An interesting discussion of the Popular Culture and Philosophy series -- the series in which The Grateful Dead and Philosophy appears -- in the Chronicle of Higher Education a little while back by Stephen T. Asma. A fair and thoughtful discussion that ends with this argument:

[William] Irwin [the original series editor], whose writings on pop culture exude a somewhat charming and amusing sense of mission, sees the books as providing a significant service, "Citizens of a democracy are better citizens for the knowledge of of philosophy, as it teaches them to think critically and encourages them to dissent responsibly." He likens the pop-culture books to training wheels on a bicycle -- presumably readers will grow comfortable enough with The Matrix to read Descartes directly.

The track record for this sort of edutainment is dodgy and its future unclear. I remember, for example, curators at the Field Museum in Chicago once telling me that they had brought recent travelling exhibits about Harley-Davidson motorcycles and chocolate and couture jewelry and Jacqueline Kennedy's dresses in hopes that visitors would come to see the flashy stuff but then wander over to the more substantive permanent exhibits, too. The curators also spoke of sugar and medicine. Careful analysis of foot traffic, however, revealed that visitors came for the candy and exited the museum straight-way -- no additional nutrition was ingested.
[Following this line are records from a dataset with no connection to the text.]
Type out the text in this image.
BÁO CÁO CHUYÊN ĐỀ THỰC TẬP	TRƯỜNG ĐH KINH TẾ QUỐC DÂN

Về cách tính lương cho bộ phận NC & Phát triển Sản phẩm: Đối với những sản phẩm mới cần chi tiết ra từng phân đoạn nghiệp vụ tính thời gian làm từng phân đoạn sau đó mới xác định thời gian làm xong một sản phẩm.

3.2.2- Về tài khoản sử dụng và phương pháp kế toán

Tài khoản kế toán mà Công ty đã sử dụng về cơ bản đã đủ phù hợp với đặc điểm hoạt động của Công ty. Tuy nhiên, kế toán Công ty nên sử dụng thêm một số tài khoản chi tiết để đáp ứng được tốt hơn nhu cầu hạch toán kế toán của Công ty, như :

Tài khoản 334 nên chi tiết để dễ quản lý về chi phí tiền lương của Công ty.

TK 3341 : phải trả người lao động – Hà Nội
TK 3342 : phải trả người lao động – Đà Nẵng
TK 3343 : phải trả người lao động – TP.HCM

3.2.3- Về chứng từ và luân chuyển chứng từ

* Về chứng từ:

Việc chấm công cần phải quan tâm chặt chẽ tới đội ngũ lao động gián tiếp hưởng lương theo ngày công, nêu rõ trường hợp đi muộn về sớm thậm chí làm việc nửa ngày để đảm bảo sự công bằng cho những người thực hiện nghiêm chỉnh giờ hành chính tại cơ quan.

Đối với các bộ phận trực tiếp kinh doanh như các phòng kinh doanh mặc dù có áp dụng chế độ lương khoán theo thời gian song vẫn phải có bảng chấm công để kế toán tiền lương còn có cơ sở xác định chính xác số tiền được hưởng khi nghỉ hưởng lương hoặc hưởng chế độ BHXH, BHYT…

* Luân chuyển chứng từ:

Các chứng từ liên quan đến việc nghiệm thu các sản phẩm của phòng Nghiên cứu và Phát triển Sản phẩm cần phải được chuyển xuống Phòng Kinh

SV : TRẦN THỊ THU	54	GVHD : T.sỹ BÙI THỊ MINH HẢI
In the end, I suspect that, despite the excellent new efforts, philosophy will remain intractable and estranged from popular culture. It will remain so not because it is biased or willfully elite, but because it is in an extremely self-reflective relationship with its own history, and it requires highly disciplined, systematic, abstract conceptualization, a skill that does not come easy to most people.

One can barely make a move within the oldest academic discipline without understanding its past. People who don't know its vast literature feel excluded from the import of any particular philosopher or problem. That kind of exclusion can be remedied by doing the requisite study -- by catching up, so to speak, on a body of knowledge. But philosophy is more than just a body of knowledge; it is an ability to examine the structures of thought itself. Simon Blackburn calls that "conceptual engineering," in order to distinguish it from regular empirical investigation. The requirement makes philosophy unpopular in the same sense higher mathematics is unpopular.
What do you think? Is this blog pointless, not making any difference, just pissing in the ocean, if the idea is to try to contribute some philosophical content to the larger cultural discourse? Is philosophy doomed to be unpopular despite any and all well-intentioned efforts?